Module system

SCL organises code into modules. Each module is a separate compilation unit that can export definitions for use by other modules.

Creating a module

Modules are created in the Simantics Model Browser:

  1. Right-click the desired library node in the Model Browser.
  2. Select New → SCL Module.
  3. Enter the module name. The name becomes the module's path (e.g. MyLib/Utils).

The module opens in the SCL Editor View for editing. Save with Ctrl+S; the SCL Issues View shows any compilation errors immediately.

Module header

A module may begin with a header that declares its name and optional features:

module {
    features = [edo, fields]
}

The features line is only needed when using advanced syntax extensions. Currently the main feature flags are:

  • edo - enables the edo monadic block syntax — see 1.15 Functors and monads.
  • fields - enables the . record type field addressing syntax - see 1.13 Data types.

Importing modules

import makes the exported symbols of another module visible in the current module under their original names:

import "Prelude"
import "Simantics/DB"
import "Apros/Legacy"

Symbols from imported modules are accessible directly by name. If two modules export the same name, the later import wins; use qualified imports (see below) to resolve clashes.
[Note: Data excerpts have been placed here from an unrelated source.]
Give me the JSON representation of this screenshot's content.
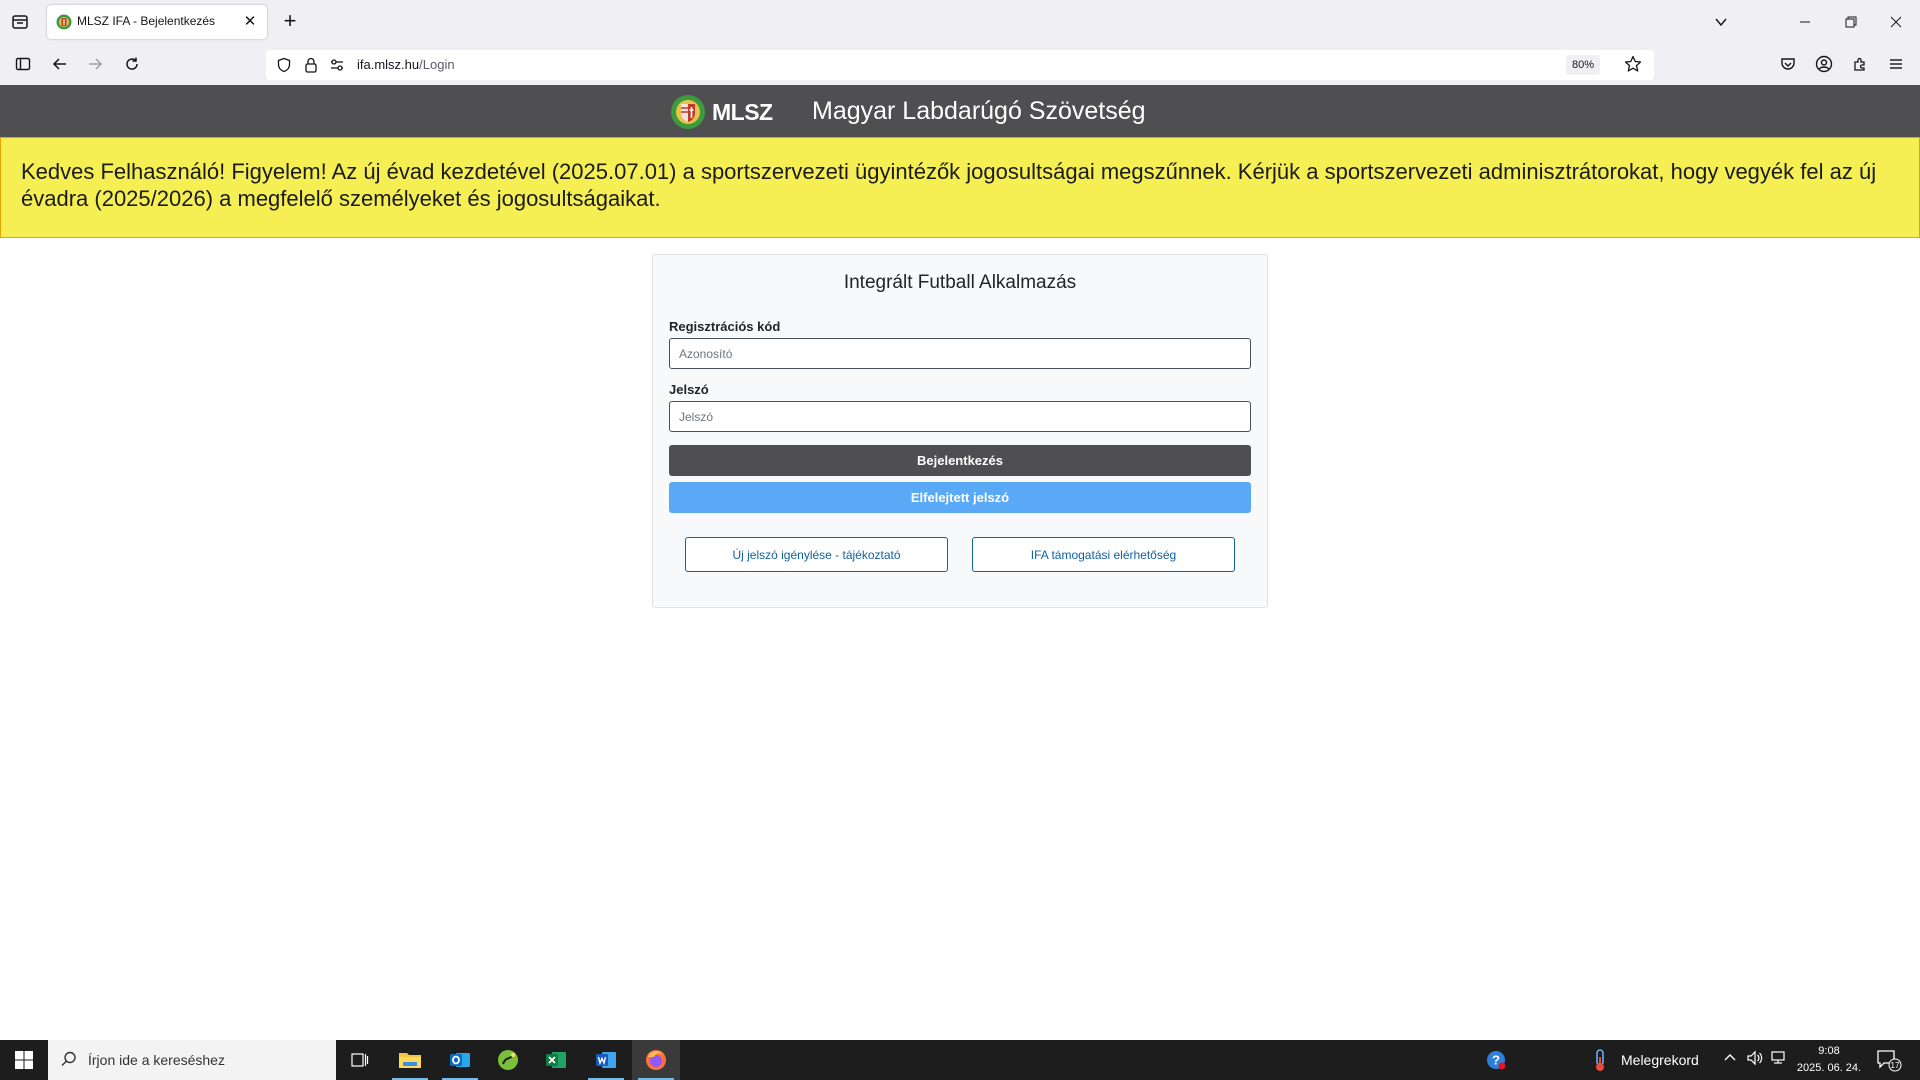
{
  "browser": {
    "tab_title": "MLSZ IFA - Bejelentkezés",
    "url_domain": "ifa.mlsz.hu",
    "url_path": "/Login",
    "zoom": "80%",
    "icons": [
      "tab-list-icon",
      "close-icon",
      "plus-icon",
      "chevron-down-icon",
      "minimize-icon",
      "restore-icon",
      "sidebar-icon",
      "back-icon",
      "forward-icon",
      "reload-icon",
      "shield-icon",
      "lock-icon",
      "permissions-icon",
      "star-icon",
      "pocket-icon",
      "account-icon",
      "extensions-icon",
      "menu-icon"
    ]
  },
  "header": {
    "logo_text": "MLSZ",
    "federation_name": "Magyar Labdarúgó Szövetség"
  },
  "alert": {
    "message": "Kedves Felhasználó! Figyelem! Az új évad kezdetével (2025.07.01) a sportszervezeti ügyintézők jogosultságai megszűnnek. Kérjük a sportszervezeti adminisztrátorokat, hogy vegyék fel az új évadra (2025/2026) a megfelelő személyeket és jogosultságaikat."
  },
  "login": {
    "title": "Integrált Futball Alkalmazás",
    "code_label": "Regisztrációs kód",
    "code_placeholder": "Azonosító",
    "code_value": "",
    "password_label": "Jelszó",
    "password_placeholder": "Jelszó",
    "password_value": "",
    "login_button": "Bejelentkezés",
    "forgot_button": "Elfelejtett jelszó",
    "new_password_info": "Új jelszó igénylése - tájékoztató",
    "support_contact": "IFA támogatási elérhetőség"
  },
  "colors": {
    "header_bg": "#4f4e50",
    "alert_bg": "#f5ef54",
    "login_button_bg": "#4f4e50",
    "forgot_button_bg": "#59a9f6",
    "outline_button": "#1261a0"
  },
  "taskbar": {
    "search_placeholder": "Írjon ide a kereséshez",
    "weather": "Melegrekord",
    "time": "9:08",
    "date": "2025. 06. 24.",
    "notification_count": "17",
    "apps": [
      "file-explorer-icon",
      "outlook-icon",
      "maps-icon",
      "excel-icon",
      "word-icon",
      "firefox-icon"
    ]
  }
}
Qualified import — import under a local alias, requiring the alias as a prefix:

import "Map" as Map
import "Set" as Set

m = Map.fromList [("a", 1)]
s = Set.fromList [1, 2, 3]

Restricted import — import only specific names:

import "Prelude" (map, filter, foldl)

Hiding import — import everything except specific names:

import "Prelude" hiding (sort)

Including modules

include makes another module's exports part of the current module's public interface — effectively re-exporting them:

include "MyLib/CommonDefs"

Use include to build aggregate modules that gather related definitions from several sub-modules. Consumers of the including module see all included symbols without needing to import each sub-module separately.

Import vs include

import include
Makes symbols locally visible Yes Yes
Re-exports symbols to importers No Yes
Typical use Using another module's functions Building aggregate / facade modules

Cyclic imports

Cyclic imports are not allowed. If module A imports module B and module B imports module A (directly or transitively), the compiler reports an error. Break the cycle by extracting shared definitions into a third module that both A and B can import.

The Prelude

The Prelude module is imported automatically into every SCL module and provides the standard library functions (map, filter, foldl, arithmetic operators, show, print, etc.). You do not need to write import "Prelude" explicitly.

Module path conventions

Module paths use / as a separator and typically follow a reversed domain / hierarchical convention:

Simantics/DB           // platform core database access
Apros/Legacy           // Apros legacy scripting API
MyProject/Analysis     // user module in "MyProject"

The path is also the string you pass to import.